There is a joke I like that is pertinent to this issue. A walker stops and asks a local for the directions to a pub. The local thinks and answers; “if I were going there, I wouldn’t start from here.” Given what we know know about CS, would we start at a different place. I think it is a much needed discussion. Hanging on to old concepts and approaches is holding companies back but legacy mindsets about CS are deeply ingrained. In the words of the economist John Maynard Keynes: “The difficulty lies, not in the new ideas, but in escaping from the old ones.”
And that is why I am worried and why, as Dave Kellog says I too am sceptical about the future of CS departments.
Below is the text of that original 2017 post.
“In thinking about what was wrong with customer success, I started with a simple premise: software should be easy to use and deliver the outcomes customers buy it for ‘out of the box’, without other interventions. When I started talking about this, some said it was idealistic and it was not possible. Everyone has customer support and increasingly, customer success teams: it’s accepted wisdom; best practice.
I don’t agree. I certainly don’t claim that product based customer success is easy but without lofty ambition, we all too often inflict bad software and unmet objectives on buyers the world over. As George Bernard Shaw once said “The reasonable man adapts himself to the world: the unreasonable one persists in trying to adapt the world to himself. Therefore all progress depends on the unreasonable man.” I’ll stick to being unreasonable.
I sketched out the broad brush of CS2.0 in the following statements:
Product is the primary vehicle for delivering customer success.

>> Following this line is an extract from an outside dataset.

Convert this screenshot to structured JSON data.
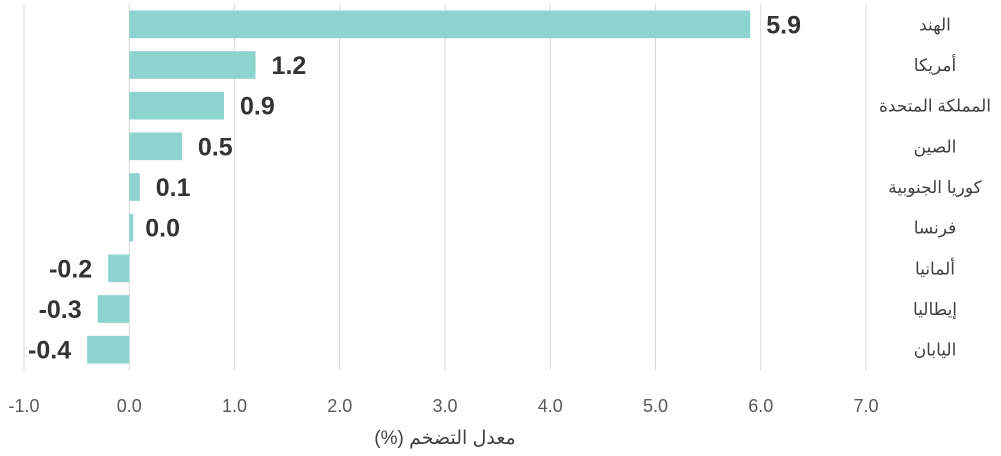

The need for a large CS team could indicate significant product shortfalls.
Product-led customer success guides and supports the customer in making the organisational changes they need (process and people) to best exploit your product.
Product/market fit is achieved when you have successful customers, not just buyers
A single view of the customer is a must have.
The CS metrics that really matters track the number, scale and speed of customers achieving their goals.
CS is built around a view of ideal customers common across the company.
Customer success is a quota carrying, revenue generating contributor to growth.
Not part of the core charter but, I noted “If the CEO doesn’t get customer success, the customer won’t!” I also added “It doesn’t matter what you call it; what matters is what you do.”
They are principles, perhaps with slightly different wordings that I will continue to agitate for in my role as CS heretic!